The Pygments highlighted source with line numbers is actually rendered in a table. This table closes with
</td></tr></table>
and herein lay the problem. The Discount library detects the closing HTML tag with the following function
static Line *
htmlblock(Paragraph *p, char *tag)
{
Line *t = p->text, *ret;
int closesize;
char close[MAXTAG+4];
if ( selfclose(t, tag) || (strlen(tag) >= MAXTAG) ) {
ret = t->next;
t->next = 0;
return ret;
}
closesize = sprintf(close, "</%s>", tag);
for ( ; t ; t = t->next) {
if ( strncasecmp(T(t->text), close, closesize) == 0 ) {
ret = t->next;
t->next = 0;
return ret;
}
}
return 0;
}
which as you might be able to tell, on line 17, checks the line for the presence of the HTML closing element. In the case of the Pygments closing element, this was not on its own line. While looking for </table> it would only read up to </td></t from the line before giving up.
Testing with a pre-pygmentised file and pushing the </table> onto its own new line confirmed that this was the problem.
But how do we fix it?
Well I started out looking for C string searching functions, of course strstr was the first candidate. Replacing line 17 of the aforementioned htmlblock() function with
if ( strstr(T(t->text), close) != NULL ) {
seemed like a good idea, but running the RDiscount test suite revealed my naivety of the solution.
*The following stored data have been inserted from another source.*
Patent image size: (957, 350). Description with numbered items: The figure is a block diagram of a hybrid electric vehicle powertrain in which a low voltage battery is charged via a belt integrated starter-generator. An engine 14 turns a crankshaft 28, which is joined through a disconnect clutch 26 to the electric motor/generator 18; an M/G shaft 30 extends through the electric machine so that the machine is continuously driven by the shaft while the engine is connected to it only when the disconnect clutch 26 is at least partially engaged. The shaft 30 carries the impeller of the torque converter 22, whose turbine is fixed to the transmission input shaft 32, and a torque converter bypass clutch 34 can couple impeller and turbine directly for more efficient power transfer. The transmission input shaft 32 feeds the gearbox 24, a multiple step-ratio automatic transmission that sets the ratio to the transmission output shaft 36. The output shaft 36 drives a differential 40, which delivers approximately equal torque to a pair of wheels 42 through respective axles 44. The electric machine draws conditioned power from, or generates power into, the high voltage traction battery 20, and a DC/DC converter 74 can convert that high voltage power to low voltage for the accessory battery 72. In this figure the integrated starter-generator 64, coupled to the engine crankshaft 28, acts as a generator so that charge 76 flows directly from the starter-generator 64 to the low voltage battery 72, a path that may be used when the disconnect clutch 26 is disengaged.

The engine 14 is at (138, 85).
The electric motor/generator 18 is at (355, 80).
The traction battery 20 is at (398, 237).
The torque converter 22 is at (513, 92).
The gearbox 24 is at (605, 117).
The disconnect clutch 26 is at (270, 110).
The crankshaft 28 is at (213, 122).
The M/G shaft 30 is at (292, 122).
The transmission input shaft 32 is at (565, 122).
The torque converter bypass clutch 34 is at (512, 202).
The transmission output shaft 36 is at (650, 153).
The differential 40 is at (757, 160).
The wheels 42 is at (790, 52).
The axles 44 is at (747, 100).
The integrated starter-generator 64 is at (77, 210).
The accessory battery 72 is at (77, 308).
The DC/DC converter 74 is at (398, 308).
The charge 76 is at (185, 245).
With my change text such as </table> was matched breaking HTML code examples, this wasn’t good enough.
I spent much longer than I really should have trying other solutions before having the critical Eureka moment. I should add that prior to this moment I’d learnt of the more suitable strcasestr() function to better match the strncasecmp() function originally used.
At any rate my Eureka was realising that I was only ever going to need to search a string of closing tags, and that these closing tags would never be preceded by white space. Initially was thinking of using the CTYPE isspace macro, but a far simpler solution also struck me.
A closing tag, or string of closing tags will always start with a <, so provided the line started with < and then contained the respective closing tag I could reasonably safely assume the HTML block was being closed.
So I next transformed line 17 of htmlblock() to
if ( T(t->text)[0] == '<' && strcasestr(T(t->text), close) != NULL ) {
and re-ran the RDiscount test suite to see if the tests passed, they did. Next I added a snippet of the Pygments table to one of the test files with some extra markdown after it, updated the expected output file as well and re-ran the test suite. Again it all passed perfectly.
Once this was all done, I committed my changes to a branch of the fork I’d made of RDiscount and pushed them up to my fork on GitHub.
As I final test I updated the Discount source as well and re-ran it over the file to output the debug tree again. I was pleased to see all the right blocks of the file being shown, lovely.
Update
My fork has been merged with the master and been refined as well.